Jun '10 - Jul '10
Ljubljana, Slovenia_ Gas Station
Architect: Milan Mihelič
This little intervention was at one point an active gas station, but today just sits, tucked in the corner of a curved section of the street, surrounded by two much larger buildings. The ornate flowering of the column is hardly experienced from the street. You must come to the structure to witness the beautiful underbelly of the roof.
The red and white coats of paint illuminate the ceiling and reveal the subtle slippage of the canopy above the thin bar of functional space. Imagine being welcomed by this when you pulled into a gas station!
Today, in this context, the distressed details and the faded pallet of an aging city absorb the pavilion into a grim alcove of shaded parking. What do the cards have in store for a used petrol station?
View across the street towards the station.
Moving closer to the station from the adjacent building complex.
Underneath the canopy.
Detail of the column.
Detail of the column looking up.
Deatil of ceiling slipping above the small structure.

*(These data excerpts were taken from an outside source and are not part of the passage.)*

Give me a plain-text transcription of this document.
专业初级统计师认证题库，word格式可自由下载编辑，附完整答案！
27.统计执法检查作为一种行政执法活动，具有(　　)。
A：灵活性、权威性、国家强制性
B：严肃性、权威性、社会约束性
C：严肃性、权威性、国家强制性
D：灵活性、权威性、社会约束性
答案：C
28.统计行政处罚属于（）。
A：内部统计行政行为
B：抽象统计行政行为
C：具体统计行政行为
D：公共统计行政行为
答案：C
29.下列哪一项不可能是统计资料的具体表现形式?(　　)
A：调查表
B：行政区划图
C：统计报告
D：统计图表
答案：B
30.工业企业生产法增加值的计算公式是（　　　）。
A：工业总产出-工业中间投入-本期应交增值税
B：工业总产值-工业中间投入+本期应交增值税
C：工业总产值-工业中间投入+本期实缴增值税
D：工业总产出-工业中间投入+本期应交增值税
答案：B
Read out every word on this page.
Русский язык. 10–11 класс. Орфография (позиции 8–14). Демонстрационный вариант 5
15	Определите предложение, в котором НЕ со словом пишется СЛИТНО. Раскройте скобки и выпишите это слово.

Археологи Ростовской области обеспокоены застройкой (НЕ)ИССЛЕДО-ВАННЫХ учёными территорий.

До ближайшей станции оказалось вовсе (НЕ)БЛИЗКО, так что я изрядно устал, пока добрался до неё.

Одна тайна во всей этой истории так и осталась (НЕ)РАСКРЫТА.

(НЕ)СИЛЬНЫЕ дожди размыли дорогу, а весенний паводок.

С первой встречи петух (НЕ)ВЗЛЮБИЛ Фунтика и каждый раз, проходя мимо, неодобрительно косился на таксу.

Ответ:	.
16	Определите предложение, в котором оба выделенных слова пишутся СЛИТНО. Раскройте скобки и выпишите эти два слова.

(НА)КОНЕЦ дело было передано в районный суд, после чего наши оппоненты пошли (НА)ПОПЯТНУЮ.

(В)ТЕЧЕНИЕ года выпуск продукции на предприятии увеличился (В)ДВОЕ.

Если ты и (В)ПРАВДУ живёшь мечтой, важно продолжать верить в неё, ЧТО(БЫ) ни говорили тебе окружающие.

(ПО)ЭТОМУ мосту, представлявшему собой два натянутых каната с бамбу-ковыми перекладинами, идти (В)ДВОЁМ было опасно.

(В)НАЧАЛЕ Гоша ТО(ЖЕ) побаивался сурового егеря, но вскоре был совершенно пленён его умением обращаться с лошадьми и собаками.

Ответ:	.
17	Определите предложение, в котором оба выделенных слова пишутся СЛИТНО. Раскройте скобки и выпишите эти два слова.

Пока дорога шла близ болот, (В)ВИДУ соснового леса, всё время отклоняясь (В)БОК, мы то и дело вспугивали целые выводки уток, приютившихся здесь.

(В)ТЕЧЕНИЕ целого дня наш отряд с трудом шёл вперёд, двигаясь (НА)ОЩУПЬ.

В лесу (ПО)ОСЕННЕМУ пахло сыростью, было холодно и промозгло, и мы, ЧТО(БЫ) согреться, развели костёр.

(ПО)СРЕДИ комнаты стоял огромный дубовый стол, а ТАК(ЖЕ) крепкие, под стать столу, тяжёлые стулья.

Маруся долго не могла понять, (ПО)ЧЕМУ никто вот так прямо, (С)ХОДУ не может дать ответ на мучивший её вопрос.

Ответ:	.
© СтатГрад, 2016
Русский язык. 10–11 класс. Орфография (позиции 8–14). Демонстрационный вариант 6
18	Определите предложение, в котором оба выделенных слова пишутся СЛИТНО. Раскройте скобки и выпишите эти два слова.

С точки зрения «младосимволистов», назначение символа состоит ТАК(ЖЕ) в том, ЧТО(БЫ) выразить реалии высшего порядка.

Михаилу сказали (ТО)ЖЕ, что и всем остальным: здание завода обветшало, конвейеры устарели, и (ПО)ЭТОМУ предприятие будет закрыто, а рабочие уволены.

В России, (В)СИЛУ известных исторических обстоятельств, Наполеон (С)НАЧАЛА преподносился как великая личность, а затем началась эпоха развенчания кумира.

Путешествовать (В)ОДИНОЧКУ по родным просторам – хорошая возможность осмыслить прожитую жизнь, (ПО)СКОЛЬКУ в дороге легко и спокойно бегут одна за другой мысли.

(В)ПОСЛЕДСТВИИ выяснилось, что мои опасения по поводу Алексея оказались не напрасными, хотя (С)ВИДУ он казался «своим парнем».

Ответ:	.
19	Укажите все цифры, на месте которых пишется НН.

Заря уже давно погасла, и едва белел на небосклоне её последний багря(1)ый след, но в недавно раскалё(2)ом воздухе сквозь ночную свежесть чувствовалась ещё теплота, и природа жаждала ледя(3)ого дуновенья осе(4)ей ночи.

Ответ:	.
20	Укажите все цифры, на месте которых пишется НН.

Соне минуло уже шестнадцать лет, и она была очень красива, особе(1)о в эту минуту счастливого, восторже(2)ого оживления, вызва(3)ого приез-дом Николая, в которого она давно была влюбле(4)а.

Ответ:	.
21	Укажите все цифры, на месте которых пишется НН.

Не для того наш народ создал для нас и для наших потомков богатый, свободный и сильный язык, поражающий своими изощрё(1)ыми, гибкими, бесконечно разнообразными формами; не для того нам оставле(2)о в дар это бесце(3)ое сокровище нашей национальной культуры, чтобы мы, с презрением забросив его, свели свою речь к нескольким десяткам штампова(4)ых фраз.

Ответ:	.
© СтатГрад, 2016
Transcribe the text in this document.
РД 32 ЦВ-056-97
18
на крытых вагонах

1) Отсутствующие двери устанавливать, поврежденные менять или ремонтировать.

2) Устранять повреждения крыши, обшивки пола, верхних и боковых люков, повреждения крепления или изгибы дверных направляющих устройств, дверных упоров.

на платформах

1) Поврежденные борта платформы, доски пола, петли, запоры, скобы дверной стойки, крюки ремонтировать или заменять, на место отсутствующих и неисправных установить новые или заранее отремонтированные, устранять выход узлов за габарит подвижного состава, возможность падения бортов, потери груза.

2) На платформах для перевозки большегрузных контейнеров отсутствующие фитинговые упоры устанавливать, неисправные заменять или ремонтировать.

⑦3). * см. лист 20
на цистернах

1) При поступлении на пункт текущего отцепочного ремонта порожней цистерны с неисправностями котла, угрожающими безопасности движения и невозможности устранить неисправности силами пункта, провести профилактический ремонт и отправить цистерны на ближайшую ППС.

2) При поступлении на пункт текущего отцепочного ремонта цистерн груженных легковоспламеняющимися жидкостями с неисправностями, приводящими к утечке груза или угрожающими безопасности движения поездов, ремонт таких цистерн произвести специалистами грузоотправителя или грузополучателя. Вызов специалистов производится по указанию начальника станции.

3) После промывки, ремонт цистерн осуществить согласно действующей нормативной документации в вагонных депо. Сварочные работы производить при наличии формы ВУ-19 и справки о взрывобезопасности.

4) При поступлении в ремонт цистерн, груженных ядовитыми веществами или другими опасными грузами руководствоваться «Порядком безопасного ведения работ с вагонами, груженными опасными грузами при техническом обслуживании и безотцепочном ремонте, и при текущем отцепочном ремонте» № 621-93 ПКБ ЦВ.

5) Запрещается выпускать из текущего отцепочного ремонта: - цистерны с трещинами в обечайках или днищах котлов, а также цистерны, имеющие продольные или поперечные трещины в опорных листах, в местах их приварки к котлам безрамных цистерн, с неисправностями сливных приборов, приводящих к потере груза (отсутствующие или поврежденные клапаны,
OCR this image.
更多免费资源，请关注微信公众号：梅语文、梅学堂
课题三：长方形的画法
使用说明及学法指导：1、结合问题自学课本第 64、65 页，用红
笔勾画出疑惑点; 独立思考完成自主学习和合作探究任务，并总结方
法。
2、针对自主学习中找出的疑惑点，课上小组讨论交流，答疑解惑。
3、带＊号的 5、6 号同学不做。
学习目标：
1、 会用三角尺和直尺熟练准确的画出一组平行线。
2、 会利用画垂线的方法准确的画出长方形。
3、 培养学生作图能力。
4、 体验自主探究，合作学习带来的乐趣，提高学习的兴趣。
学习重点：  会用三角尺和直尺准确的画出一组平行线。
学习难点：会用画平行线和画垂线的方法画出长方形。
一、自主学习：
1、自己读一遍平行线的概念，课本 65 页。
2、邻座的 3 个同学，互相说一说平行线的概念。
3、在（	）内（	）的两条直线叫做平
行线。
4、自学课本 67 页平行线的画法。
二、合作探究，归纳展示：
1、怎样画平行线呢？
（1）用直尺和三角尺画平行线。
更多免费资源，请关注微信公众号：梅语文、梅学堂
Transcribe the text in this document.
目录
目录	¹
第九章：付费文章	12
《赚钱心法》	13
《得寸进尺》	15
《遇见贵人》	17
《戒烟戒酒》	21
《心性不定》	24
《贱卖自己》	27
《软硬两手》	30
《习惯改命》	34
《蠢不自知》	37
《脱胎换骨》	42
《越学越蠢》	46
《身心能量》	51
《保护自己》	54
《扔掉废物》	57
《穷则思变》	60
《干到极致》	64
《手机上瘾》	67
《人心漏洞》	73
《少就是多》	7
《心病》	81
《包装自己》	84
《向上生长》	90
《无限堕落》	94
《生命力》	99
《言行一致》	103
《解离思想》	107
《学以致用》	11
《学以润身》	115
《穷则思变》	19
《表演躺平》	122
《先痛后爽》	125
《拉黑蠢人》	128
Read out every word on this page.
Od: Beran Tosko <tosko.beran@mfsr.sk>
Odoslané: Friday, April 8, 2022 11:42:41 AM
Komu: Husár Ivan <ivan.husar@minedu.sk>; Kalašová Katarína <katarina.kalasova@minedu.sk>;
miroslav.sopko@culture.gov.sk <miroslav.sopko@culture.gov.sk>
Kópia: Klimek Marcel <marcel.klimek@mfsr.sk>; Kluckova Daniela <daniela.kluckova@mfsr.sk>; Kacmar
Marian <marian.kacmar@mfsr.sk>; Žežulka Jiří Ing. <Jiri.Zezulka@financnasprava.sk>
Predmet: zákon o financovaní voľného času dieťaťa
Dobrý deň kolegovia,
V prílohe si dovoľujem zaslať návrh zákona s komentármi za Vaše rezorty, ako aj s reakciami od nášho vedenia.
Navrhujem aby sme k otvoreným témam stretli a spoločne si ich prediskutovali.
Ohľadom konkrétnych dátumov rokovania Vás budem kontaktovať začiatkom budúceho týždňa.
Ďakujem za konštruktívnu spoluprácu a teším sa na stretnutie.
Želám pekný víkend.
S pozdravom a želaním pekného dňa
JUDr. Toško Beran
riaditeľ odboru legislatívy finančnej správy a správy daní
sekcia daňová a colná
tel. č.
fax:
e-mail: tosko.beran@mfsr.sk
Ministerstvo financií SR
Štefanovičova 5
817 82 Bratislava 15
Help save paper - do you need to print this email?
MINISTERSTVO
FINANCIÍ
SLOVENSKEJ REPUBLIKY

This research is driven to uncover and examine the idiosyncrasies of the architecture that grew out of social modernism in Yugoslavia in the 60s and 70s. Through my travels to the Ex-Yugoslav republics, I will investigate the ways in which these characteristics are informed, urbanistically and architecturally, by the historical, social and –above all- built domain of the preceding decades in Yugoslavia.